Mr. Naoyuki Haraoka's picture

Foreign direct investment (FDI) into Japan has been increasing recently, contradicting the belief Japan is a closed market. Per the Japan External Trade Organization (JETRO), total FDI for 2016 increased more than USD $30 billion over the prior year and 2016 represented the third consecutive yearly increase. Increased FDI from Asian multinational corporations (MNCs) has been noteworthy, recording a 16.7 percent jump over 2015.

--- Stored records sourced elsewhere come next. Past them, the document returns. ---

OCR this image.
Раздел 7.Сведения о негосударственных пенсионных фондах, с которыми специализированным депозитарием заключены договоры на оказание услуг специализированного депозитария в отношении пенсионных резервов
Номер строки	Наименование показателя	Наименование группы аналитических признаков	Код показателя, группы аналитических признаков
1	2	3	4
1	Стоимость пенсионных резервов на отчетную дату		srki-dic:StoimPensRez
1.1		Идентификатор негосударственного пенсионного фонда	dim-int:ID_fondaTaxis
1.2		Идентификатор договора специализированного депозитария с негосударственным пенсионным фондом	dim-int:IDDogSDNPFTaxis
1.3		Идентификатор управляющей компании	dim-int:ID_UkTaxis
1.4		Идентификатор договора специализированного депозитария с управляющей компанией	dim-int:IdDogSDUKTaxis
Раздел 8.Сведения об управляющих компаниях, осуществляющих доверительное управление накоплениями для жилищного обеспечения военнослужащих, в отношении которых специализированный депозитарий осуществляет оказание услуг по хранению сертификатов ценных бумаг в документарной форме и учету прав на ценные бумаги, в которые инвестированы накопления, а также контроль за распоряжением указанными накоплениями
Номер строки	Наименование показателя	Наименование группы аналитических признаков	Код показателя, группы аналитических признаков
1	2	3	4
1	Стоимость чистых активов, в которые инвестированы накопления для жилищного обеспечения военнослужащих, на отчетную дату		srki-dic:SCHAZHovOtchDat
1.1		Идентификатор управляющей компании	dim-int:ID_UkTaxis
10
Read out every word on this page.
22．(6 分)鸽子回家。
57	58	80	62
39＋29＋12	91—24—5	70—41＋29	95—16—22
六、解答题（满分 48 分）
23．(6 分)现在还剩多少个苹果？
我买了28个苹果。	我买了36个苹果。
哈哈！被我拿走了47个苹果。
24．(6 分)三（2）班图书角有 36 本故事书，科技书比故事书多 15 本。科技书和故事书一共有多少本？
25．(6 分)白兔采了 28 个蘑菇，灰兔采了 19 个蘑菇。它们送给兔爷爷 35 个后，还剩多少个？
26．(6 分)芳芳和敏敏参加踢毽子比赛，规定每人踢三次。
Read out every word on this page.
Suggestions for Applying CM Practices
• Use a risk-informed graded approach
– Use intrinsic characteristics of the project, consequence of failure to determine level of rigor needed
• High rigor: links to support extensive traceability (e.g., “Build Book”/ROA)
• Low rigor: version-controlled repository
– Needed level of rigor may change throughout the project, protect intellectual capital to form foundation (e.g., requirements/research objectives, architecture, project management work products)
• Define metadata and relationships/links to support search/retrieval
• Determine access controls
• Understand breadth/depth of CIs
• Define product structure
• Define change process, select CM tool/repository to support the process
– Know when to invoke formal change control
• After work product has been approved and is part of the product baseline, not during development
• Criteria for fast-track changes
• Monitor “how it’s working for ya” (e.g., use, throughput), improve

A Japan Ministry of Economy, Trade and Industry (METI) survey strikingly showed that the percentage of Asian MNCs FDI relative to Japan’s total inward FDI (IFDI) not only rose to a 27.4 percent share in 2017, but also passed the percentage of American MNCs, which held a 23.2 percent share. The rise is significant, given Asian FDI had an “only” 18 percent share in 2016. The METI survey reveals most Asian MNCs are lured by Japan’s attractive market, which has many wealthy people who are sensitive to quality of goods and services and thus serves as a good market for testing new goods and services. Interestingly, a majority of the surveyed companies mentioned that they plan to expand their business in Japan. Assuming that the high percentage of IFDI in European countries has something to do with the fact that its neighboring countries have roughly equal levels of economic development, the emergence of more advanced Asian nations implies even more FDI flowing into Japan. In addition, the currently relatively low amount of Asian FDI in Japan suggests there is much potential for more Asian firms to enter Japan. As an aside, the contemporary ratio of IFDI to GDP in Japan is around 4 percent, much lower than the one for Europe or USA. Assuming the global and regional political environment remains stable, 2020, the year of Tokyo Olympics and Paralympics, this ratio should shift notably upward.